General News of Saturday, 19 March 2016

Source: classfmonline.com

McDermott saga: Leave Wampah alone – Baako

Governor of Bank of Ghana - Dr Henry Wampah Governor of Bank of Ghana - Dr Henry Wampah

The Governor of Ghana’s central bank must be left out of the McDermott saga, Kweku Baako Jr., has said.

Speaking on Joy FM’s news analysis programme Newsfile on Saturday March 19, the Editor-in-Chief of the New Crusading Guide told Samson Lardy Anyenini that unless and until substantial evidence is adduced to prove that Dr Henry Kofi Wampah knew his son-in-law (David McDermott) was a wanted drug lord in the UK, and accommodated him nonetheless, he (Wampah) must be given the benefit of the doubt and spared criticism.

McDermott, 42, from Ormskirk, a target in Operation Captura – a collaboration between British and Spanish authorities to track down Britain’s most wanted fugitives in Spain – was arrested during a joint operation involving officers from the National Crime Agency (NCA) of the UK and the Ghanaian Bureau of National Investigations on Friday March 11, in Accra.

Mr McDermott is suspected to have been a member of a Liverpool-based organised crime group, involved in a conspiracy to import and supply cocaine, which was seized from a container of frozen Argentinian beef in May 2013 at Tilbury Docks. He is also wanted for conspiracy to blackmail.

He was in possession of a Ghanaian passport with the name David Smith when he was arrested. He had lived in Ghana for three years and married Dr Wampah’s “step-daughter”, before his arrest in connection with the $71-million drug operation.

McDermott forayed into the mining industry while he lived as a free man in Ghana. Critics have wondered how McDermott could have stayed in Ghana for that long without being detected by both UK and Ghanaian intelligence. They have, thus, clamoured for Dr Wampah’s resignation over the matter.

However, Kweku Baako believes Dr Wampah must be spared the flak until he has been proven, through evidence, to have protected McDermott despite having known he was a fugitive drug lord.

Mr Baako Jr is in good company with security analyst Dr Kwesi Aning, who expressed similar sentiments in a recent interview with Accra FM.

Speaking with Chief Jerry Forson on Accra100.5FM’s morning show, Ghana Yensom, Dr Aning stated that questions will have to be asked of institutions that failed to track the movement of Mr McDermott.

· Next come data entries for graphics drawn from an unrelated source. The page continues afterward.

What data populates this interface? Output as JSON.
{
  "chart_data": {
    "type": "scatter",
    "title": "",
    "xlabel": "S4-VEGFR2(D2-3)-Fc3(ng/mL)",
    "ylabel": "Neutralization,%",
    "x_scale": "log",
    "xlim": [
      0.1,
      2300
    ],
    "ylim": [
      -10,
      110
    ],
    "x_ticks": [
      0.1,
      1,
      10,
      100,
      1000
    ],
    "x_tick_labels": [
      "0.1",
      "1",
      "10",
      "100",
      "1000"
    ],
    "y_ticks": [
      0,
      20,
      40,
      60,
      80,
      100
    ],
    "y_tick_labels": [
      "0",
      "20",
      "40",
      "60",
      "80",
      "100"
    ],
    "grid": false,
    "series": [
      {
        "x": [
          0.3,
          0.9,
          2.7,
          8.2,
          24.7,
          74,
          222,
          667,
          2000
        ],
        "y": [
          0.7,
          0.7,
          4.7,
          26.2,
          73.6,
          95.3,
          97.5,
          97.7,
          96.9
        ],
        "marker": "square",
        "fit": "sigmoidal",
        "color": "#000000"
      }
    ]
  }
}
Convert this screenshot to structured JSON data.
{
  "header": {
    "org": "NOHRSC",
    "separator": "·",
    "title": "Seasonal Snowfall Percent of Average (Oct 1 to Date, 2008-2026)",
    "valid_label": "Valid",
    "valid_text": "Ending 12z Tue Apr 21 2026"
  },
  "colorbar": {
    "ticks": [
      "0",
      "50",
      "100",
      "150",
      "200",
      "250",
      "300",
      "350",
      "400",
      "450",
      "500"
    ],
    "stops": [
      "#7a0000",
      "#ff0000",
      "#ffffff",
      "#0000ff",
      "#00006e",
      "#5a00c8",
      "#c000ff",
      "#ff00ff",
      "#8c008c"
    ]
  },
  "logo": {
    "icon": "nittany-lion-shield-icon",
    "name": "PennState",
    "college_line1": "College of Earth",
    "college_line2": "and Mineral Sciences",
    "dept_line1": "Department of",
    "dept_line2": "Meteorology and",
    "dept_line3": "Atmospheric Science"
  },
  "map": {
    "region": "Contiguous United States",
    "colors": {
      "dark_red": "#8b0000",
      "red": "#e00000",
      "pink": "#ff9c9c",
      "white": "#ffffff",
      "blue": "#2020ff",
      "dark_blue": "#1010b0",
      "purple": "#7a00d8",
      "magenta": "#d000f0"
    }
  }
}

“McDermott is a drug lord who has escaped from the UK. We know that when such a suspect flees, there will be an alert to the UK anti-drugs department and also to Interpol.

“Did they [police in Ghana] ever get an alert from Interpol? And if they did, when did they get it?”

He said the heads of certain specific institutions must be made to answer certain questions. ‘When did McDermott enter Ghana?’ Then you call the Passport boss and ask him: ‘When was his passport issued?’ Then, ask His Excellency Jon Benjamin (the British High Commissioner to Ghana) if he knows if an alert was issued for the arrest of McDermott, and if it was, when was it issued, and all that?’

“Once more, if the answers to these fit a certain pattern, then it relates to institutional failure once again. So, it’s not about having Act 526 of 1996, it’s not about having a Spy Bill, it’s about having the competent people – round pegs in round holes, and square pegs in square holes – to protect this country.

“And McDermott’s ability to stay here three years under cover raises fundamental issues. So, let’s put Dr Wampah out of this equation. There are other questions that can be raised, but let’s put Dr Wampah out, and let’s focus on possible institutional failures in this country that allowed this man to enter, allowed him to stay, get a Ghanaian passport, and to claim he was in the mining industry [as it] raises fundamental questions.”